If necessarily, proceed to bring the secondary up as best it can. This means the database will not be completely up to date, as the last WAL file might not be available—how far behind it is depends on how active it has been recently.
You bring it up by running the following on the secondary, as user postgres:
/usr/sbin/do_pitr_failover.sh
What this does is write a file named FAILOVER_NOW into the failover read directory. The restore script will recognize this as the signal to stop the recovery, and bring the database up fully. The database should come up quite quickly.
Once you've followed either of the above two approaches, verify that the database is up and running by attempting to connect to it using:
psql px pxdb
As soon as you can do this, then the database is ready for use, and you can point the artbox storeserver and the order management system at it, such as by reconfiguring them.
Once your database is running again, you need to start planning for the future. Your former secondary is now your primary. Assuming that either the old primary or its replacement is going to be brought back online at some point, you will want that box to become the secondary.

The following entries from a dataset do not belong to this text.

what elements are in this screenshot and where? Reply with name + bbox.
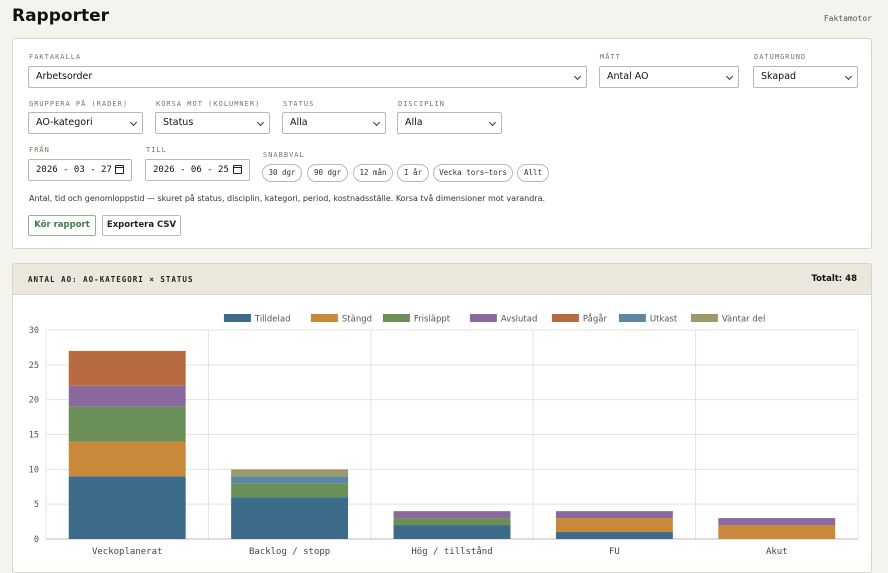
snabbval-label: SNABBVAL	[263, 151, 305, 159]
gruppera-value: AO-kategori	[36, 117, 93, 128]
run-report-button[interactable]: Kör rapport	[28, 215, 96, 236]
legend-label: Tilldelad	[254, 315, 291, 325]
disciplin-label: DISCIPLIN	[398, 100, 445, 108]
bar-segment	[393, 518, 511, 526]
legend-swatch	[690, 314, 718, 322]
matt-value: Antal AO	[607, 71, 649, 82]
bar-segment	[68, 476, 186, 539]
status-label: STATUS	[283, 100, 315, 108]
quick-range-chip[interactable]: I år	[397, 164, 429, 182]
faktakalla-value: Arbetsorder	[36, 71, 93, 82]
chart-panel-header: ANTAL AO: AO-KATEGORI × STATUS Totalt: 4…	[13, 264, 871, 295]
till-label: TILL	[146, 146, 167, 154]
gruppera-select[interactable]: AO-kategori	[28, 112, 143, 134]
legend-swatch	[551, 314, 579, 322]
x-tick-label: Akut	[766, 547, 788, 557]
y-tick-label: 5	[34, 500, 39, 510]
chevron-down-icon	[372, 118, 381, 127]
x-tick-label: Veckoplanerat	[92, 547, 162, 557]
fran-value: 2026 - 03 - 27	[36, 165, 112, 175]
calendar-icon[interactable]	[233, 165, 242, 174]
x-tick-label: Backlog / stopp	[249, 547, 330, 557]
quick-range-chip[interactable]: 12 mån	[353, 164, 393, 182]
korsa-value: Status	[163, 117, 194, 128]
till-date-input[interactable]: 2026 - 06 - 25	[145, 159, 250, 181]
y-tick-label: 0	[34, 535, 39, 545]
filter-panel: FAKTAKÄLLA Arbetsorder MÅTT Antal AO DAT…	[12, 38, 872, 249]
legend-swatch	[310, 314, 338, 322]
chevron-down-icon	[256, 118, 265, 127]
bar-segment	[718, 518, 836, 526]
y-tick-label: 30	[29, 326, 39, 336]
chart-total: Totalt: 48	[811, 274, 857, 284]
korsa-select[interactable]: Status	[155, 112, 270, 134]
report-description: Antal, tid och genomloppstid — skuret på…	[29, 194, 546, 203]
chevron-down-icon	[725, 72, 734, 81]
quick-range-chip[interactable]: Vecka tors–tors	[433, 164, 513, 182]
bar-segment	[555, 511, 673, 519]
fran-label: FRÅN	[29, 146, 50, 154]
legend-swatch	[618, 314, 646, 322]
legend-swatch	[223, 314, 251, 322]
status-value: Alla	[290, 117, 308, 128]
faktakalla-label: FAKTAKÄLLA	[29, 53, 82, 61]
bar-segment	[68, 350, 186, 386]
disciplin-value: Alla	[405, 117, 423, 128]
chevron-down-icon	[573, 72, 582, 81]
bar-segment	[393, 525, 511, 539]
page-title: Rapporter	[12, 6, 110, 26]
faktakalla-select[interactable]: Arbetsorder	[28, 66, 587, 88]
stacked-bar-chart: 0 5 10 15 20 25 30 Veckoplanerat Backlog / stopp…	[29, 314, 859, 557]
till-value: 2026 - 06 - 25	[153, 165, 229, 175]
bar-segment	[68, 441, 186, 477]
chevron-down-icon	[129, 118, 138, 127]
datumgrund-value: Skapad	[761, 71, 797, 82]
quick-range-chip[interactable]: 90 dgr	[307, 164, 348, 182]
korsa-label: KORSA MOT (KOLUMNER)	[156, 100, 261, 108]
legend-label: Pågår	[583, 314, 608, 325]
top-bar: Rapporter Faktamotor	[0, 0, 888, 36]
bar-segment	[555, 518, 673, 533]
status-select[interactable]: Alla	[282, 112, 386, 134]
chevron-down-icon	[844, 72, 853, 81]
bar-segment	[68, 406, 186, 442]
fran-date-input[interactable]: 2026 - 03 - 27	[28, 159, 132, 181]
bar-segment	[555, 532, 673, 539]
bar-segment	[231, 497, 349, 539]
chart-panel: ANTAL AO: AO-KATEGORI × STATUS Totalt: 4…	[12, 263, 872, 573]
quick-range-chip[interactable]: Allt	[517, 164, 549, 182]
bar-segment	[393, 511, 511, 519]
chevron-down-icon	[488, 118, 497, 127]
legend-label: Utkast	[650, 315, 678, 325]
gruppera-label: GRUPPERA PÅ (RADER)	[29, 100, 129, 108]
legend-label: Avslutad	[501, 315, 537, 325]
matt-label: MÅTT	[600, 53, 621, 61]
chart-panel-title: ANTAL AO: AO-KATEGORI × STATUS	[28, 275, 194, 284]
x-tick-label: Hög / tillstånd	[411, 546, 492, 557]
legend-label: Väntar del	[722, 315, 765, 325]
bar-segment	[231, 476, 349, 484]
bar-segment	[231, 483, 349, 498]
y-tick-label: 10	[29, 465, 39, 475]
disciplin-select[interactable]: Alla	[397, 112, 502, 134]
matt-select[interactable]: Antal AO	[599, 66, 739, 88]
legend-swatch	[469, 314, 497, 322]
bar-segment	[718, 525, 836, 539]
y-tick-label: 20	[29, 396, 39, 406]
datumgrund-label: DATUMGRUND	[754, 53, 807, 61]
export-csv-button[interactable]: Exportera CSV	[102, 215, 181, 236]
quick-range-chip[interactable]: 30 dgr	[262, 164, 302, 182]
legend-label: Stängd	[342, 315, 372, 325]
y-tick-label: 15	[29, 431, 39, 441]
legend-label: Frisläppt	[414, 315, 451, 325]
bar-segment	[231, 469, 349, 477]
legend-swatch	[382, 314, 410, 322]
y-tick-label: 25	[29, 361, 39, 371]
brand-label: Faktamotor	[823, 14, 872, 23]
x-tick-label: FU	[609, 547, 620, 557]
bar-segment	[68, 385, 186, 407]
datumgrund-select[interactable]: Skapad	[753, 66, 858, 88]
calendar-icon[interactable]	[115, 165, 124, 174]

So you'll need to start again at the "Setting up a failover primary" section and go from there. The failover directory will need to be cleaned up a bit before you re-use it properly—it's probably a good idea to use a completely different directory for failover from now on. At the least, you need to remove the FAILOVER_NOW file.
From this point on, either the old secondary and primary will reverse roles forevermore, or you will revert the old secondary to being a secondary again— which means you have to do this failover process one more time, to get the old primary or its replacement up to date with the new primary, and then failover to become the new primary.
A common scenario is that a postgres database may be installed in the usual /var/lib/pgsql, but the data subdirectory might be a symlink to some other drive or partition. You can handle that case by careful configuration. In the pitr.conf file (which is always in /var/lib/pgsql), you set the PX_DB_DATA_PATH to point to the actual directory the database lives in, such as the direct, non-sym-linked, path to the data. This still needs to be in the directory above the actual data directory. The PX_DB_DATA_DIR variable still needs to refer to the name of the directory in PX_DB_DATA_PATH that contains the database. It is important, by the way, for this directory name to be the same on both primary and secondary.
For example, if you have a big disk mounted at /var/big/disk, the actual database data directory is at /var/big/disk/data, and you have /var/lib/pgsql/data symlinked to /var/big/disk/data, then as long as you set PX_DB_DATA_PATH to /var/big/disk, everything should work.
Note: If the actual data directory is on some shared array, such as with a SAN, make sure that the two database servers do not use the same data directory.